For hundreds of these investors, however, the promise of outsized profits has morphed into the reality of big headaches. State and federal securities regulators said they all were victims of real estate investment schemes and have accused four New Jersey businesses since late 2003 of convincing nearly 1,000 people to fork over more than $100 million.
The latest action came last week when the state Attorney General’s Office sued REI Group of Asbury Park and its owner, Gary Klein. Officials accuse Klein and others of fraudulently promising returns that reached as much as 85 percent to investors who gave him money for property purchases.

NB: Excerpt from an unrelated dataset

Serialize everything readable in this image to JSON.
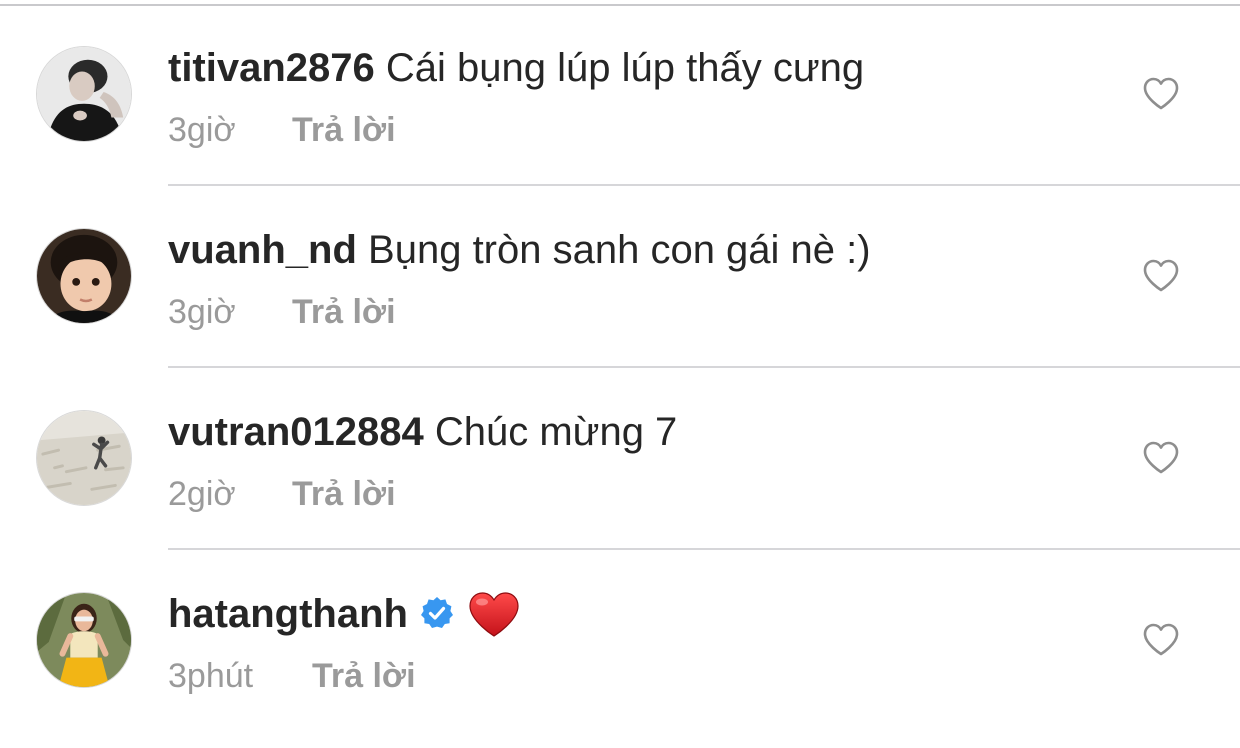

But some of the money investors gave Klein and REI to buy real estate didn’t go toward those specific properties, the state said. Instead, officials charged, the cash was commingled and funneled to repay other investors or into Klein’s pocket.
Between August 2004 and November, court papers allege Klein diverted $2 million of investor and company money for his personal use, much of it to pay for renovations to his home in Colts Neck, which he paid $720,000 for in 2004. via NJ.com.


Comment by Chris on 23 April 2006:
As far as borrowing from a bank is concerned, you can’t simply borrow from a bank continually. I lend to investors who fix up houses at a 15% interest rate, and I’ve been on the other side a couple times myself. It’s easier to deal with private individuals instead of banks for several reasons:
- No mountains of paperwork
- Little to no fees
- Standard banks will lend based on the CURRENT value of the house, not the after-repair value
- Standard banks will lend based on income or assets held; in other words, there is only so much the investor can borrow; the banks will not lend based on the potential of one house
That being said, for this company to say they can provide an 85% return is insane. if I was writing a blog about it, I would ask why this company would not partner with private lenders. Partnering with someone typically provides a lower return for that partner than 85%. It usually ends up somewhere in the 20-40% range.